Biomarkers and patient characteristics to predict changes in alcohol-related liver disease over time
It is estimated that approximately 15% of the European adult population drink in excess, which can lead to severe liver disease characterized by a stiff liver due to scar-tissue called fibrosis. Accumulation of fibrosis can over time lead to cirrhosis and limit the functions of the liver, which can cause fetal complications; infections, gastrointestinal bleedings, cancer and cognitive dysfunction.
Fibrosis and early cirrhosis is asymptomatic and is usually not detected before the patient suffers from complications, due to the standard liver function tests being insufficient at detecting and monitoring non-acute liver damage, which characterizes the disease progression of alcohol-related liver disease. Fortunately, it is far from everyone who drinks in excess who develops severe fibrosis and cirrhosis, however with nowadays knowledge and tools it is impossible to foresee who will.
It is known that fibrosis is driven by an interplay of factors; alcohol intake, overweight, diabetes type 2 and moreover it is has been found that genetics and the microbiome also play a crucial role in the disease development and progression. However this interplay have not been fully investigated and there is no existing longitudinal data upon non-hospitalized patients at risk of alcohol-related liver disease, thus no existing official guidelines on how to monitor and prognosticate these patients in primary care. Consequently 75% of patients with alcohol-related liver cirrhosis are diagnosed at the time of severe complications. Therefore there is an urgent need of describing the natural history of alcohol-related liver disease in order to develop treatment regimens, tools for disease monitoring and prognostication, as well as effectively communicate with at-risk patients.
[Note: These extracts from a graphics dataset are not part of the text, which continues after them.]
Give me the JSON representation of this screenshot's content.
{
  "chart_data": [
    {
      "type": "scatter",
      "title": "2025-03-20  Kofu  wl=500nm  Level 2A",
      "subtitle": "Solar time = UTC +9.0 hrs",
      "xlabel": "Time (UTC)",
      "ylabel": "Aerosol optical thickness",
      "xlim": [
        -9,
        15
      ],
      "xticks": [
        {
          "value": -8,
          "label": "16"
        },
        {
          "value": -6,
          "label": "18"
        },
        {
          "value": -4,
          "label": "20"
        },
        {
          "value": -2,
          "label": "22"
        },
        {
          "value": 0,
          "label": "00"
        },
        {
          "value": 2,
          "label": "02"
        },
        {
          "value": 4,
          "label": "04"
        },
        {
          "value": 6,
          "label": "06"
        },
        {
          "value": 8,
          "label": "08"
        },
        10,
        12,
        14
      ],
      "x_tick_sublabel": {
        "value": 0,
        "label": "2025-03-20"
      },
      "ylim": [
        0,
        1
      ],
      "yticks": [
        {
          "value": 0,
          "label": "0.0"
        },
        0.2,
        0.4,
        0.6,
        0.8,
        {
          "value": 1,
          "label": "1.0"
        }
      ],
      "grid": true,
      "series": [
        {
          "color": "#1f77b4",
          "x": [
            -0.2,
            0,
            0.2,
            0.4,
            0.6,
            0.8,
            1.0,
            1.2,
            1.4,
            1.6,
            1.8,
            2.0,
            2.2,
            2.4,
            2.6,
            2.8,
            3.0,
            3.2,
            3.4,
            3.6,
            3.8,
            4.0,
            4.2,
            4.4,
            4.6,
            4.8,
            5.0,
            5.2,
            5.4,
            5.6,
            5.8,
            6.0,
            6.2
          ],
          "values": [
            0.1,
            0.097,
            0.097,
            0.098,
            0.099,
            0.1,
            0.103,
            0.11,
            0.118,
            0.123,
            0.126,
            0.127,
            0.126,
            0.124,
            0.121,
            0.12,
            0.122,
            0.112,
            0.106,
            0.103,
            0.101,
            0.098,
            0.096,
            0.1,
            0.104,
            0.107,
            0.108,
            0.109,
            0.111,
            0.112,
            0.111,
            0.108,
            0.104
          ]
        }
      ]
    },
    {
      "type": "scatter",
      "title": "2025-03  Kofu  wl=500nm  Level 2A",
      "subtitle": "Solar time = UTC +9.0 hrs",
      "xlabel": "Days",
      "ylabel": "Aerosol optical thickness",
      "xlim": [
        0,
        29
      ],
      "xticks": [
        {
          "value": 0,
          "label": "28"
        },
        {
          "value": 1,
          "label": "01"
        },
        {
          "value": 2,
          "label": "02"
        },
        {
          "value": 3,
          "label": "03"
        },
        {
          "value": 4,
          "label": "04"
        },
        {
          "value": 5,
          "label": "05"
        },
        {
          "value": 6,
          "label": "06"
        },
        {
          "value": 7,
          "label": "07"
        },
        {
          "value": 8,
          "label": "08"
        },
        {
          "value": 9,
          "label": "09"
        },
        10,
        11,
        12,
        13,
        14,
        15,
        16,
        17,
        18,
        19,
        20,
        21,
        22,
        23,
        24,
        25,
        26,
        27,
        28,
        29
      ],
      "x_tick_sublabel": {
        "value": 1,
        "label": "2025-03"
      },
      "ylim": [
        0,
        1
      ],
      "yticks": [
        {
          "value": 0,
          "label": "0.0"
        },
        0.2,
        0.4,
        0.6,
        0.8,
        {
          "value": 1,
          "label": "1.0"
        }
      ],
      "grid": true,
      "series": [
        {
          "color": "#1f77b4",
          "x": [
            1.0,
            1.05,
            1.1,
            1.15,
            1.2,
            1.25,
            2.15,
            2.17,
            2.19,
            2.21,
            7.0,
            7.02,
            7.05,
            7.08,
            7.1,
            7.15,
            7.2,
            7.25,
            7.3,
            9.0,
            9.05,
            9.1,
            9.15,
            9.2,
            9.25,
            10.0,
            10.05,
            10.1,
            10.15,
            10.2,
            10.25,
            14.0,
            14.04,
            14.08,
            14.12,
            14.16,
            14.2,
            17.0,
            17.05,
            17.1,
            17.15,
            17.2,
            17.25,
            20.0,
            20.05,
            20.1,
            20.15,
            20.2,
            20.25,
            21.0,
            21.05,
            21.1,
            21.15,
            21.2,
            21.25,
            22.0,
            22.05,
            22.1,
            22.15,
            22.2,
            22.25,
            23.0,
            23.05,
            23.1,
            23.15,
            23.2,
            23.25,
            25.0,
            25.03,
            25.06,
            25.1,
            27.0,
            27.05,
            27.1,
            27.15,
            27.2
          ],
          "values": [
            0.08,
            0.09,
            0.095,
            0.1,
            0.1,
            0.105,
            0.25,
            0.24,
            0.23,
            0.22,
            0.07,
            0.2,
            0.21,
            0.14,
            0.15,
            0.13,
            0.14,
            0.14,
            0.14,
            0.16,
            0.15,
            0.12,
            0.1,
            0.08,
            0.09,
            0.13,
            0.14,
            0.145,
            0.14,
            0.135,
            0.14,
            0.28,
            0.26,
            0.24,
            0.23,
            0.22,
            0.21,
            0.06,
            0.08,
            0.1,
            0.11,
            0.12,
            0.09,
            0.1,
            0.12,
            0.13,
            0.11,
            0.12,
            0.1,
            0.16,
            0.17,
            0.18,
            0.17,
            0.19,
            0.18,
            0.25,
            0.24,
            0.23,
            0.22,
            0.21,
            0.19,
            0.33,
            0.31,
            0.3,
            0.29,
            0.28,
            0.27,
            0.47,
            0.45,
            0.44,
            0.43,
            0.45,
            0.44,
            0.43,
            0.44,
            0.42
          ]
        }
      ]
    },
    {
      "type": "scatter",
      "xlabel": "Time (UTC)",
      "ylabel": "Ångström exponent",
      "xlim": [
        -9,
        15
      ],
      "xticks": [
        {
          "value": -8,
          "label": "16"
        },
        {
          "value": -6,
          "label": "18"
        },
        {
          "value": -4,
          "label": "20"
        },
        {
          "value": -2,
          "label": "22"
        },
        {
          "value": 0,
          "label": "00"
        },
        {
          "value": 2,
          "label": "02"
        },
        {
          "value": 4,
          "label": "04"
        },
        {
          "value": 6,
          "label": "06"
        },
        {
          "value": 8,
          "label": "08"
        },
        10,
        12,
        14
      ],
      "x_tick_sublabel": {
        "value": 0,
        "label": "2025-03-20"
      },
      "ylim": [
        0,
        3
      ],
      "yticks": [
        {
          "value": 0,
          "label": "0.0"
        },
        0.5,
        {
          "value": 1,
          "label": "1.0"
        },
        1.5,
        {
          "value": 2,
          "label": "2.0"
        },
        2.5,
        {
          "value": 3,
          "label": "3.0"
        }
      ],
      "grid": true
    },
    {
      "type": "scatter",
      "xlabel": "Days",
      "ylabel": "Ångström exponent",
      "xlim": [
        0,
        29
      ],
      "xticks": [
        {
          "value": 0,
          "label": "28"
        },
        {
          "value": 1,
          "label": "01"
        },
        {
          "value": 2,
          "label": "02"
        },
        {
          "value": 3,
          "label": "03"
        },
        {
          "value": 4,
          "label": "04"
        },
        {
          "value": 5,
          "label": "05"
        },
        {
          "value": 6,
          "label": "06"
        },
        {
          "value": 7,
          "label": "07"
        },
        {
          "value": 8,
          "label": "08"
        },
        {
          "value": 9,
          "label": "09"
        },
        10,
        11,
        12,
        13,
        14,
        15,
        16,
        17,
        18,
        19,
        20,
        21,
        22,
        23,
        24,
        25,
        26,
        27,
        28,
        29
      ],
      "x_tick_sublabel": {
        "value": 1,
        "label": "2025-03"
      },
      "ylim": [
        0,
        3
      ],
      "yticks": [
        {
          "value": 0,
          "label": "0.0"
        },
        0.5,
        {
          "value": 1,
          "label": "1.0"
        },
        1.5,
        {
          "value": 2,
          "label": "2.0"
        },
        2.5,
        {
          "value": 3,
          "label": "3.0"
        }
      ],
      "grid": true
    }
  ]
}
The purpose of this project is to collect longitudinal data from 463 patients at risk of alcohol-related liver disease in order to investigate the long term dynamics in alcohol-related liver disease and improve patient care. Patients have been included in year 2013-2018 and will, as part of this project, be recalled for a follow-up visit 1-8 years after inclusion including extensive liver- and health investigations. These data combined with longitudinal data on lifestyle and comorbidities will make it possible to investigate if new biomarkers can detect signs of ongoing scar-tissue formation and hereby monitor and prognosticate disease progression. We will also investigate which patient characteristics that play a role in the disease progression and regression in order to detect potential disease predictors.
With these data it will be possible to stratify patients into high-risk and low-risk for progressive liver disease. This will make it possible to individualize clinical control programs and improve referral of the right patients at the right time for further investigations at specialized departments. Furthermore data from this study will provide highly relevant knowledge about alcohol-related liver disease, which is fundamental for coordinating new studies, develop treatments as well as for informing and communicating with both patients and relatives.
The study will be carried out at the Liver Research Centre at Odense University Hospital of Southern Denmark. The Liver Research Center was established to develop effective non-invasive diagnostic tools of liver disease, improve prognostic knowledge about fibrosis, fatty liver and steatohepatitis as well as increase the scarce treatment options. Our team consists of a large group of trained doctors, nurses and medical students and our set-up allow us to investigate multiple patients every day. Finally, I have personally prepared and set-up this project in close collaboration with my supervisors during the last 2 years and all official permissions has been granted. So far 72 patients have already been recalled since January 2019 and patients express a great interest in participating.